Martin Luther King Jr. said it bestWho do we blame for the ignorance that goes on within today’s society? We were raised in times where being a certain complexion wasn’t the best thing, even though there was little option unless you were aborted or born into another race/ethnicity. So what do you do when you have no control over your own skin tone? Bleach yourself lighter? How about tanning? Shame yourself? What are the options? I have one. Embrace it.
Embrace everything there is about being whatever ethnicity you are. It’s one thing to be ignorant subconsciously, meaning you are not aware of what you may be doing or saying. But it’s another when you know and intend to say or do things with hopes of making the other feel bad or down.
So as a black woman, I will point out a few things that people of my ethnicity go through and the sad part is, sometimes it is by others of the same race. This is meant to awaken your mind and help you realize, just because you share the same background, does not give you the free pass to insult anyone else, regardless of their background.
“You’re pretty to be dark-skinned.”
A lot of women with dark complexions have probably heard this throughout their lives and just may still hear it during their adulthood. Is this suppose to be a form of a compliment? We are born with different levels of melanin which plays a role in the lightness or darkness of one’s skin tone. Women who contain high levels, are found to be darker than those who may have lower levels of melanin. Does this make them less beautiful? Of course not. So for a dark skin woman to be shockingly “beautiful,” this could definitely be taken in an offensive manner, more than it would as a general compliment.

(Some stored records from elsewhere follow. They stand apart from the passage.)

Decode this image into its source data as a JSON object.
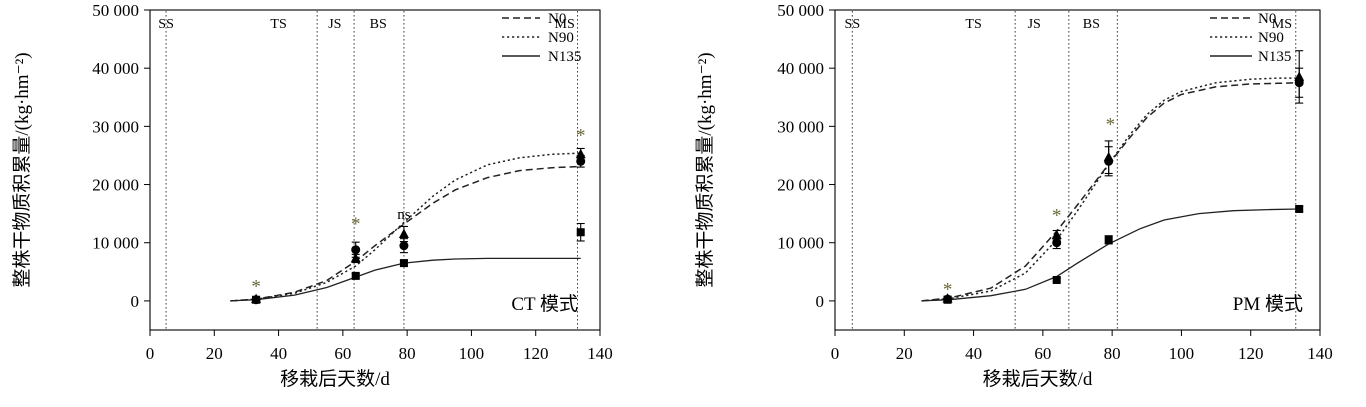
{
  "chart_data": [
    {
      "type": "line",
      "ylabel": "整株干物质积累量/(kg·hm⁻²)",
      "xlabel": "移栽后天数/d",
      "xlim": [
        0,
        140
      ],
      "ylim": [
        -5000,
        50000
      ],
      "xticks": [
        0,
        20,
        40,
        60,
        80,
        100,
        120,
        140
      ],
      "xtick_labels": [
        "0",
        "20",
        "40",
        "60",
        "80",
        "100",
        "120",
        "140"
      ],
      "yticks": [
        0,
        10000,
        20000,
        30000,
        40000,
        50000
      ],
      "ytick_labels": [
        "0",
        "10 000",
        "20 000",
        "30 000",
        "40 000",
        "50 000"
      ],
      "mode_label": "CT 模式",
      "grid": false,
      "legend_position": "top-right",
      "stage_boundaries": [
        5,
        52,
        63.5,
        79,
        133
      ],
      "stages": [
        {
          "label": "SS",
          "x": 5
        },
        {
          "label": "TS",
          "x": 40
        },
        {
          "label": "JS",
          "x": 57.5
        },
        {
          "label": "BS",
          "x": 71
        },
        {
          "label": "MS",
          "x": 129
        }
      ],
      "significance": [
        {
          "x": 33,
          "y": 2800,
          "label": "*"
        },
        {
          "x": 64,
          "y": 13600,
          "label": "*"
        },
        {
          "x": 79,
          "y": 14800,
          "label": "ns"
        },
        {
          "x": 134,
          "y": 28800,
          "label": "*"
        }
      ],
      "series": [
        {
          "name": "N0",
          "dash": "dashed",
          "curve": {
            "x": [
              25,
              33,
              45,
              55,
              64,
              70,
              79,
              88,
              95,
              105,
              115,
              125,
              134
            ],
            "y": [
              0,
              300,
              1500,
              3500,
              6800,
              9500,
              13200,
              16800,
              19100,
              21200,
              22400,
              22900,
              23100
            ]
          },
          "points": [
            {
              "x": 33,
              "y": 300,
              "err": 400
            },
            {
              "x": 64,
              "y": 7300,
              "err": 700
            },
            {
              "x": 79,
              "y": 11500,
              "err": 1300
            },
            {
              "x": 134,
              "y": 25200,
              "err": 1000
            }
          ]
        },
        {
          "name": "N90",
          "dash": "dotted",
          "curve": {
            "x": [
              25,
              33,
              45,
              55,
              64,
              70,
              79,
              88,
              95,
              105,
              115,
              125,
              134
            ],
            "y": [
              0,
              300,
              1300,
              3200,
              6000,
              8800,
              13500,
              18000,
              20800,
              23400,
              24600,
              25200,
              25400
            ]
          },
          "points": [
            {
              "x": 33,
              "y": 200,
              "err": 400
            },
            {
              "x": 64,
              "y": 8800,
              "err": 1300
            },
            {
              "x": 79,
              "y": 9500,
              "err": 1200
            },
            {
              "x": 134,
              "y": 24000,
              "err": 1000
            }
          ]
        },
        {
          "name": "N135",
          "dash": "solid",
          "curve": {
            "x": [
              25,
              33,
              45,
              55,
              64,
              70,
              79,
              88,
              95,
              105,
              115,
              125,
              134
            ],
            "y": [
              0,
              200,
              1000,
              2300,
              4100,
              5300,
              6500,
              7000,
              7200,
              7300,
              7300,
              7300,
              7300
            ]
          },
          "points": [
            {
              "x": 33,
              "y": 200,
              "err": 300
            },
            {
              "x": 64,
              "y": 4300,
              "err": 400
            },
            {
              "x": 79,
              "y": 6500,
              "err": 500
            },
            {
              "x": 134,
              "y": 11800,
              "err": 1500
            }
          ]
        }
      ]
    },
    {
      "type": "line",
      "ylabel": "整株干物质积累量/(kg·hm⁻²)",
      "xlabel": "移栽后天数/d",
      "xlim": [
        0,
        140
      ],
      "ylim": [
        -5000,
        50000
      ],
      "xticks": [
        0,
        20,
        40,
        60,
        80,
        100,
        120,
        140
      ],
      "xtick_labels": [
        "0",
        "20",
        "40",
        "60",
        "80",
        "100",
        "120",
        "140"
      ],
      "yticks": [
        0,
        10000,
        20000,
        30000,
        40000,
        50000
      ],
      "ytick_labels": [
        "0",
        "10 000",
        "20 000",
        "30 000",
        "40 000",
        "50 000"
      ],
      "mode_label": "PM 模式",
      "grid": false,
      "legend_position": "top-right",
      "stage_boundaries": [
        5,
        52,
        67.5,
        81.5,
        133
      ],
      "stages": [
        {
          "label": "SS",
          "x": 5
        },
        {
          "label": "TS",
          "x": 40
        },
        {
          "label": "JS",
          "x": 57.5
        },
        {
          "label": "BS",
          "x": 74
        },
        {
          "label": "MS",
          "x": 129
        }
      ],
      "significance": [
        {
          "x": 32.5,
          "y": 2300,
          "label": "*"
        },
        {
          "x": 64,
          "y": 15000,
          "label": "*"
        },
        {
          "x": 79.5,
          "y": 30700,
          "label": "*"
        }
      ],
      "series": [
        {
          "name": "N0",
          "dash": "dashed",
          "curve": {
            "x": [
              25,
              33,
              45,
              55,
              64,
              70,
              79,
              85,
              90,
              95,
              100,
              110,
              120,
              128,
              134
            ],
            "y": [
              0,
              500,
              2200,
              6000,
              12000,
              16500,
              23500,
              28000,
              31500,
              34000,
              35500,
              36800,
              37300,
              37400,
              37500
            ]
          },
          "points": [
            {
              "x": 32.5,
              "y": 400,
              "err": 400
            },
            {
              "x": 64,
              "y": 11300,
              "err": 800
            },
            {
              "x": 79,
              "y": 24700,
              "err": 2800
            },
            {
              "x": 134,
              "y": 38500,
              "err": 4500
            }
          ]
        },
        {
          "name": "N90",
          "dash": "dotted",
          "curve": {
            "x": [
              25,
              33,
              45,
              55,
              64,
              70,
              79,
              85,
              90,
              95,
              100,
              110,
              120,
              128,
              134
            ],
            "y": [
              0,
              400,
              1700,
              4800,
              10500,
              15500,
              23500,
              28500,
              32000,
              34500,
              36000,
              37500,
              38100,
              38300,
              38300
            ]
          },
          "points": [
            {
              "x": 32.5,
              "y": 300,
              "err": 400
            },
            {
              "x": 64,
              "y": 10000,
              "err": 1000
            },
            {
              "x": 79,
              "y": 24000,
              "err": 2500
            },
            {
              "x": 134,
              "y": 37500,
              "err": 2500
            }
          ]
        },
        {
          "name": "N135",
          "dash": "solid",
          "curve": {
            "x": [
              25,
              33,
              45,
              55,
              64,
              70,
              79,
              88,
              95,
              105,
              115,
              125,
              134
            ],
            "y": [
              0,
              200,
              900,
              2000,
              4200,
              6500,
              9800,
              12400,
              13900,
              15000,
              15500,
              15700,
              15800
            ]
          },
          "points": [
            {
              "x": 32.5,
              "y": 200,
              "err": 300
            },
            {
              "x": 64,
              "y": 3600,
              "err": 300
            },
            {
              "x": 79,
              "y": 10500,
              "err": 700
            },
            {
              "x": 134,
              "y": 15800,
              "err": 400
            }
          ]
        }
      ]
    }
  ]
}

2. “Why do you talk like you’re white? / You sound white.”
And how exactly does one sound, white? By this, I assume when someone says this, they’re confused as to why your dialect is of proper English. This is in no way a positive statement because then it goes on to make you wonder, just what were your expectations of my intellect/dialogue? Did you pre-judge based on my ethnic background of the color of my skin? Beware – you never know who you may be speaking to on the other end of the phone. Proper dialect and pronunciation has no color to it. The usage of proper grammar helps others comprehend what it is that being relayed without the need to repeat yourself over and over. There’s nothing strange about it regardless of the person’s race.
3. “All light complexioned individuals reproduce beautiful babies.”
Regardless of whether your skin tone is fair, medium or dark, the beauty in your child should not be based on this. All children are beautiful in their own way. There are some guys who are only interested in reproducing with women of a light complexion or even race but not their own. DNA never truly provides parents with a guaranteed outcome. You never really know what you may be capable of breeding with two different individuals.
4. “You must be mixed because you have that good hair.”
Really? I hear this a lot when it comes to the hair texture. People automatically assume that every black woman has super coarse hair and must wear waves in shame of their natural beauty. This is not the case and should never be an assumption. Not every black woman will have the same hair type regardless of their nationality. There are a lot of factors to take into consideration including the treatment, individual’s health as well as genetics.
To summarize everything up, do not pass judgement on someone for something they have no control over. Instead, help them embrace it and build strength from it. That person could just end up being our next President.